SFPD falls short on reforms

Sam Moore

It took three years for the San Francisco Police Department to complete 29 of 272 recommendations that the U.S. Justice Department handed down to them in 2016, 

in response to a series of high-profile police shootings and scandals.

The Board of Supervisors reviewed SFPD’s efforts for the first time in roughly two years at an Oct. 22 hearing called by Supervisor Sandra Lee Fewer.

“The work is being done, and that’s the point I want to emphasize,” Chief of Police William Scott said during a presentation on the Department’s progress at the hearing. 

Scott cited improvements made that center de-escalation techniques, such as a policy that prohibits officers from shooting at moving vehicles, as well as the implementation of mandatory implicit bias training. He also brought up statistics that highlight a 30% decrease in the use of force since the Justice Department’s 2016 assessment. 

Police used forced 239 times on black individuals and 140 times on white individuals from April to June, according to an SFPD report. (Graphic by David Mamaril Horowitz / Golden Gate Xpress)

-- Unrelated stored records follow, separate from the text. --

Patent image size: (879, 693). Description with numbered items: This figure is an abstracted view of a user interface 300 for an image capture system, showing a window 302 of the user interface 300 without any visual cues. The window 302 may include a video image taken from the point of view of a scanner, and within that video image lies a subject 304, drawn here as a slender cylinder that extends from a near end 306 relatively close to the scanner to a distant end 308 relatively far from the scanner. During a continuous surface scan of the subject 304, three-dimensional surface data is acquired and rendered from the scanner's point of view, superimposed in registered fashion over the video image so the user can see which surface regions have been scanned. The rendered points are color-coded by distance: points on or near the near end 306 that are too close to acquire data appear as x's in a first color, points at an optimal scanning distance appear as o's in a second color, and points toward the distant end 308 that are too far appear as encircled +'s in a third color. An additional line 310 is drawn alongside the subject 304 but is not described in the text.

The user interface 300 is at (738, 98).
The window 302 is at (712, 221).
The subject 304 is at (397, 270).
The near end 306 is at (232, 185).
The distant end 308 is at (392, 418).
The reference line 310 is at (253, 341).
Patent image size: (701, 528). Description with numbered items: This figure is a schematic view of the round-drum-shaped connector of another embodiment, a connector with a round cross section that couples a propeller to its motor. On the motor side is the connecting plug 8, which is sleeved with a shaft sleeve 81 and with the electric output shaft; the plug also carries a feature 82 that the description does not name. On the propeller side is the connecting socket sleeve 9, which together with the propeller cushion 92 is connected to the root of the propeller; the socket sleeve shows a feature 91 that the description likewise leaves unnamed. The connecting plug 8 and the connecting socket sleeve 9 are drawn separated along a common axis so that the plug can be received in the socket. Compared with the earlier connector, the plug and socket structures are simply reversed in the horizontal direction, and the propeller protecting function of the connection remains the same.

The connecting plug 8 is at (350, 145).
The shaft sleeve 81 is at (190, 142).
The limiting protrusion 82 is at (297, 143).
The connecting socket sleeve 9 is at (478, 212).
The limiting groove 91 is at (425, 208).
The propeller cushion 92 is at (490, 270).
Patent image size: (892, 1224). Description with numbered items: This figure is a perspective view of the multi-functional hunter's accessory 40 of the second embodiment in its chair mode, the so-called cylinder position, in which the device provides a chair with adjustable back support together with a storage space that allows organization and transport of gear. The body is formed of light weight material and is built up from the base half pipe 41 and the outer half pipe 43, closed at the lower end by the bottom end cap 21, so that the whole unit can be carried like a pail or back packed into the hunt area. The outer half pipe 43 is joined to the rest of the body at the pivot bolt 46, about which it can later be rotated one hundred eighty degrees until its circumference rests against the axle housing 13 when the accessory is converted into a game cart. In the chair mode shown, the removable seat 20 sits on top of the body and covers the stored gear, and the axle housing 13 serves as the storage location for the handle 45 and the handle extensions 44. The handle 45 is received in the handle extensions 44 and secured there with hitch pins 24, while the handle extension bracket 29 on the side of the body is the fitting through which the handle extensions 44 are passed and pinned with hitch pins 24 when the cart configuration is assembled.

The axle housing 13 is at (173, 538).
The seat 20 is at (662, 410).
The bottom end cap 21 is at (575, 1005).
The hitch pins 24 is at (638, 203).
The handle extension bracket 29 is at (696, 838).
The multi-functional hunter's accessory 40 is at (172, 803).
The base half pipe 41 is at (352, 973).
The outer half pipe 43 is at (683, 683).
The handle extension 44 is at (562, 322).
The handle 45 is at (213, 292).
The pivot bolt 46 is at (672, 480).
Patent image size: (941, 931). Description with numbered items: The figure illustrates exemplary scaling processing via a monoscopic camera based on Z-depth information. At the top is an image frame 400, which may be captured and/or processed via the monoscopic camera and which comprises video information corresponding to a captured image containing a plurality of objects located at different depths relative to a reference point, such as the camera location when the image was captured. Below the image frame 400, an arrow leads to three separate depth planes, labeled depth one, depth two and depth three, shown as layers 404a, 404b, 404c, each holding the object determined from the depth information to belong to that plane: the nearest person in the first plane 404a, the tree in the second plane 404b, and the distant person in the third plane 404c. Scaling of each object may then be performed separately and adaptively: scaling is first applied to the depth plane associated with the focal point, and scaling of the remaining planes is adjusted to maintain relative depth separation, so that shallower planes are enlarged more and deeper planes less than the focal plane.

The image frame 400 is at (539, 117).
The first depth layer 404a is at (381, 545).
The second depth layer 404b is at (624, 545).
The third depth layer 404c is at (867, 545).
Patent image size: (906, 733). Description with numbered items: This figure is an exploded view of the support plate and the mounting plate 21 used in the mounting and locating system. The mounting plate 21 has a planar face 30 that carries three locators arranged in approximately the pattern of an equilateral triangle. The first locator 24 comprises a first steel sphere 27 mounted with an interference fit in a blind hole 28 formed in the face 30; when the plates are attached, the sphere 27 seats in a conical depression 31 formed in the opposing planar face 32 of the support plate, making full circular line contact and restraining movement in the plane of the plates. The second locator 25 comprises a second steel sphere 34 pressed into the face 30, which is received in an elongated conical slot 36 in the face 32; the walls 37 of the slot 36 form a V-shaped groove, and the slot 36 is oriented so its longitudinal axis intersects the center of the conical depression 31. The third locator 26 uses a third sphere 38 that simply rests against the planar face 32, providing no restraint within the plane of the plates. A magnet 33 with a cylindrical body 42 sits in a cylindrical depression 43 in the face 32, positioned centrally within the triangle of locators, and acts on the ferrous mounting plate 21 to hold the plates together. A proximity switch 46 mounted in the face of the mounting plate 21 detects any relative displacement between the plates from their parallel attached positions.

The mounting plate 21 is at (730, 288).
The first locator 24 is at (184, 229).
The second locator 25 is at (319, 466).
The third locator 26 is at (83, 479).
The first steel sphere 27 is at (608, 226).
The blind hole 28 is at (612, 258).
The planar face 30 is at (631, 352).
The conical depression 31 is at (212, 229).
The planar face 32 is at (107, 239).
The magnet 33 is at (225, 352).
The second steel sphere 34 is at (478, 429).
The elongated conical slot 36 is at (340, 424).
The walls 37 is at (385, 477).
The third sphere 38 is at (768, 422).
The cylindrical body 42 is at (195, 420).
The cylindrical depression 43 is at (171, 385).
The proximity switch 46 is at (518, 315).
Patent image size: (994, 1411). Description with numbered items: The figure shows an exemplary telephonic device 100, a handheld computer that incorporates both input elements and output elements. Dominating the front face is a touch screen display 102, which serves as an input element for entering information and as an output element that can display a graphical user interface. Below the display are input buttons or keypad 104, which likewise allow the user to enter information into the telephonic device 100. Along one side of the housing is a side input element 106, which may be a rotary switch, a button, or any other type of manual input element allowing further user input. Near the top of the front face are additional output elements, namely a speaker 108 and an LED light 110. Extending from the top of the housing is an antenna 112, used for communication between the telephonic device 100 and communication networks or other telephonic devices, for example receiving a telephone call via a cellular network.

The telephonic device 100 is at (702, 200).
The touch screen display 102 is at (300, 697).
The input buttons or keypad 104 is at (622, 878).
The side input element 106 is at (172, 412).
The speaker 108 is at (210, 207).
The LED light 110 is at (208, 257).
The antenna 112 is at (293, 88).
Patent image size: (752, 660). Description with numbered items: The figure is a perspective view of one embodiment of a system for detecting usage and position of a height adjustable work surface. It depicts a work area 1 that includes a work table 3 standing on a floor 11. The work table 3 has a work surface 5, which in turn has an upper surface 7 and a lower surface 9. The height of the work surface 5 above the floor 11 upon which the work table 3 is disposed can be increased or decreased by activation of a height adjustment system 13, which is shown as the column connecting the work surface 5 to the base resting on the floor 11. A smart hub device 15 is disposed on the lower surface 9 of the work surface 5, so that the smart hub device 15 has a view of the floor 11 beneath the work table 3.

However, several supervisors and community members condemned SFPD for a lack of progress, noting that although the use of force decreased, disparities concerning the victims of that force remain heavily skewed toward the black community.  

“It seems that when it comes to black people, everyone wants to take a back seat,” Phelicia Jones, founder of the Justice 4 Mario Woods Coalition, said at a rally prior to the hearing. 

San Francisco resident Mario Woods was a black man killed in 2015 after being shot by police 21 times in the Bayview. His death was one of six caused by SFPD officer-involved shootings that year.

Forty percent of use-of-force incidents in 2018 involved black people, according to a report published by SFPD. From April to June of this year, black people accounted for 37% of all arrests made. These statistics are concerning, Jones said, when considering that black people make up only 5% of the city’s population. White people, on the other hand, make up roughly half of San Francisco’s population, yet account for only 26% of SFPD’s use-of-force incidents. 

“There are social factors that play into a lot of the disparities in the criminal justice system,” said Chief Scott. “Work still needs to be done.” 

The Department of Justice’s recommendations involve use of force, bias, community policing, accountability and hiring and personnel practices. Scott partially blamed SFPD’s slow progress on the Trump administration, which ceased federal oversight of police reforms in 2017. Since then, the California Department of Justice and the private consulting firm Hillard Heintze have managed external reviews of SFPD’s progress. Supervisor Matt Haney expressed concerns that the oversight provided by Hillard Heintze isn’t truly independent, as the company was contracted by SFPD. 

“I understand and respect your role,” Haney said to a representative from Hillard Heintze. “Although it seems like you’re working in part for us and in part for them. The lines get blurred so much that it’s not actual independent oversight.” 

As of the day of the hearing, 170 of the 272 recommendations were still in progress, 13 were under review by Hillard Heintze and 52 had been returned for more work, Scott said.

“We are not asking, we are not begging — we are demanding justice,” Jones said prior to the hearing. “It is a state of emergency and a state of urgency for us to have justice, equality, and equity in all aspects of black San Franciscan life.”